Arrêts nº T-122/15 of Tribunal de Première Instance des Communautés Européennes, Quatrième chambre élargie, May 16, 2017

Resolution DateMay 16, 2017
Issuing OrganizationQuatrième chambre élargie
Decision NumberT-122/15

Politique économique et monétaire - Surveillance prudentielle des établissements de crédit - Article 6, paragraphe 4, du règlement (UE) n° 1024/2013 - Article 70, paragraphe 1, du règlement (UE) n° 468/2014 - Mécanisme de surveillance unique - Compétences de la BCE - Exercice décentralisé par les autorités nationales - Évaluation de l’importance d’un établissement de crédit - Nécessité d’une surveillance directe par la BCE

Dans l’affaire T-122/15,

Landeskreditbank Baden-Württemberg - Förderbank, établie à Karlsruhe (Allemagne), représentée initialement par Mes A. Glos, K. Lackhoff et M. Benzing, puis par Mes Glos et Benzing, avocats,

partie requérante,

contre

Banque centrale européenne (BCE), représentée initialement par Mme E. Koupepidou, MM. R. Bax et A. Riso, puis par Mme Koupepidou et M. Bax, en qualité d’agents, assistés de Me H.-G. Kamann, avocat,

partie défenderesse,

soutenue par

Commission européenne, représentée par MM. W. Mölls et K.-P. Wojcik, en qualité d’agents,

partie intervenante,

ayant pour objet une demande fondée sur l’article 263 TFUE et tendant à l’annulation de la décision ECB/SSM/15/1 de la BCE, du 5 janvier 2015, prise en application de l’article 6, paragraphe 4, et de l’article 24, paragraphe 7, du règlement (UE) n° 1024/2013 du Conseil, du 15 octobre 2013, confiant à la BCE des missions spécifiques ayant trait aux politiques en matière de surveillance prudentielle des établissements de crédit (JO 2013, L 287, p. 63), par laquelle la BCE a refusé de considérer que la requérante constituait une entité moins importante au sens de l’article 6, paragraphe 4, de ce même règlement,

LE TRIBUNAL (quatrième chambre élargie),

composé de M. M. Prek (rapporteur), président, Mme I. Labucka, MM. J. Schwarcz, V. Kreuschitz et F. Schalin, juges,

greffier : Mme S. Bukšek Tomac, administrateur,

vu la phase écrite de la procédure et à la suite de l’audience du 28 septembre 2016,

rend le présent

Arrêt

  1. Antécédent du litige

    1 La requérante, la Landeskreditbank Baden-Württemberg - Förderbank, est la banque d’investissement et de développement (Förderbank) du Land de Bade-Wurtemberg (Allemagne). Créée par l’article 1er, paragraphe 1, de la loi sur la banque régionale de crédit du Land de Bade-Wurtemberg, elle est une personne morale de droit public, dont le Land de Bade-Wurtemberg est l’unique détenteur des parts.

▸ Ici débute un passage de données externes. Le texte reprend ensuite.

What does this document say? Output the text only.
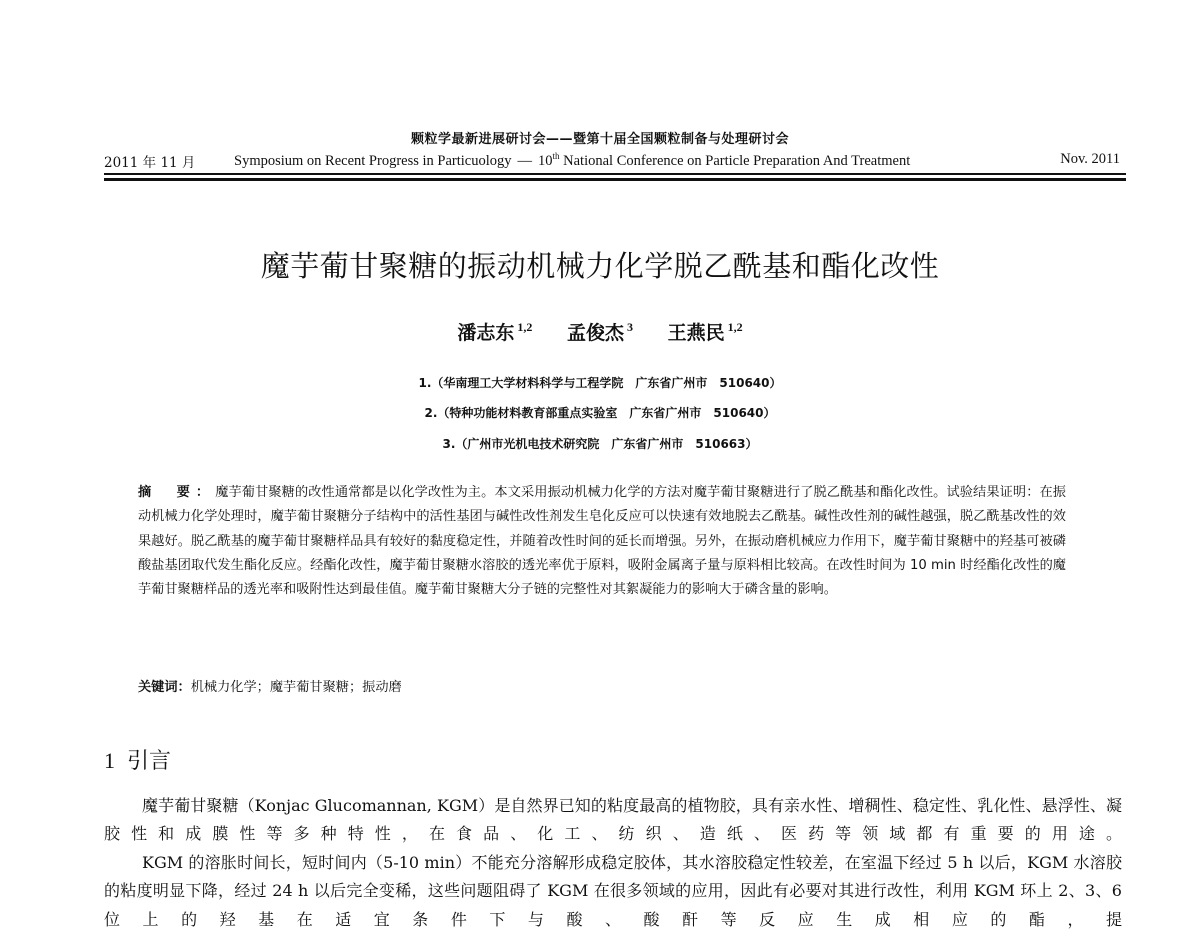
颗粒学最新进展研讨会——暨第十届全国颗粒制备与处理研讨会
2011 年 11 月	Symposium on Recent Progress in Particuology — 10th National Conference on Particle Preparation And Treatment	Nov. 2011
魔芋葡甘聚糖的振动机械力化学脱乙酰基和酯化改性
潘志东 $^{1,2}$ 孟俊杰 $^3$ 王燕民 $^{1,2}$
1.（华南理工大学材料科学与工程学院　广东省广州市　510640）
2.（特种功能材料教育部重点实验室　广东省广州市　510640）
3.（广州市光机电技术研究院　广东省广州市　510663）
摘　要：魔芋葡甘聚糖的改性通常都是以化学改性为主。本文采用振动机械力化学的方法对魔芋葡甘聚糖进行了脱乙酰基和酯化改性。试验结果证明：在振动机械力化学处理时，魔芋葡甘聚糖分子结构中的活性基团与碱性改性剂发生皂化反应可以快速有效地脱去乙酰基。碱性改性剂的碱性越强，脱乙酰基改性的效果越好。脱乙酰基的魔芋葡甘聚糖样品具有较好的黏度稳定性，并随着改性时间的延长而增强。另外，在振动磨机械应力作用下，魔芋葡甘聚糖中的羟基可被磷酸盐基团取代发生酯化反应。经酯化改性，魔芋葡甘聚糖水溶胶的透光率优于原料，吸附金属离子量与原料相比较高。在改性时间为 10 min 时经酯化改性的魔芋葡甘聚糖样品的透光率和吸附性达到最佳值。魔芋葡甘聚糖大分子链的完整性对其絮凝能力的影响大于磷含量的影响。
关键词：机械力化学；魔芋葡甘聚糖；振动磨
1 引言

魔芋葡甘聚糖（Konjac Glucomannan, KGM）是自然界已知的粘度最高的植物胶，具有亲水性、增稠性、稳定性、乳化性、悬浮性、凝胶性和成膜性等多种特性，在食品、化工、纺织、造纸、医药等领域都有重要的用途。

KGM 的溶胀时间长，短时间内（5-10 min）不能充分溶解形成稳定胶体，其水溶胶稳定性较差，在室温下经过 5 h 以后，KGM 水溶胶的粘度明显下降，经过 24 h 以后完全变稀，这些问题阻碍了 KGM 在很多领域的应用，因此有必要对其进行改性，利用 KGM 环上 2、3、6 位上的羟基在适宜条件下与酸、酸酐等反应生成相应的酯，提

    2 Le 25 juin 2014, la Banque centrale européenne (BCE) a informé la requérante, en substance, que son importance impliquait qu’elle relevât de sa seule surveillance plutôt que de la surveillance partagée du mécanisme de surveillance unique (MSU), en application de l’article 6, paragraphe 4, du règlement (UE) no 1024/2013 du Conseil, du 15 octobre 2013, confiant à la BCE des missions spécifiques ayant trait aux politiques en matière de surveillance prudentielle des établissements de crédit (JO 2013, L 287, p. 63, ci-après le « règlement de base »), et l’a invitée à présenter ses observations.

    3 Le 10 juillet 2014, la requérante a contesté cette analyse en faisant valoir, notamment, l’existence de circonstances particulières au sens de l’article 6, paragraphe 4, du règlement de base et des articles 70 et 71 du règlement (UE) n° 468/2014 de la BCE, du 16 avril 2014, établissant le cadre de la coopération au sein du MSU entre la BCE, les autorités compétentes nationales et les autorités désignées nationales (JO 2014, L 141, p. 1, ci-après le « règlement-cadre MSU »).

    4 Le 1er septembre 2014, la BCE a adopté une décision qualifiant la requérante d’entité importante au sens de l’article 6, paragraphe 4, du règlement de base.

    5 Le 6 octobre 2014, la requérante a demandé le réexamen de cette décision au titre de l’article 24, paragraphes 1, 5 et 6, du règlement de base, lu conjointement avec l’article 7 de la décision de la BCE du 14 avril 2014 concernant la mise en place d’une commission administrative de réexamen et ses règles de fonctionnement (JO 2014, L 175, p. 47). Une audition s’est déroulée le 23 octobre 2014 devant la commission administrative de réexamen.

    6 Le 20 novembre 2014, la commission administrative de réexamen a rendu un avis concluant à la légalité de la décision de la BCE.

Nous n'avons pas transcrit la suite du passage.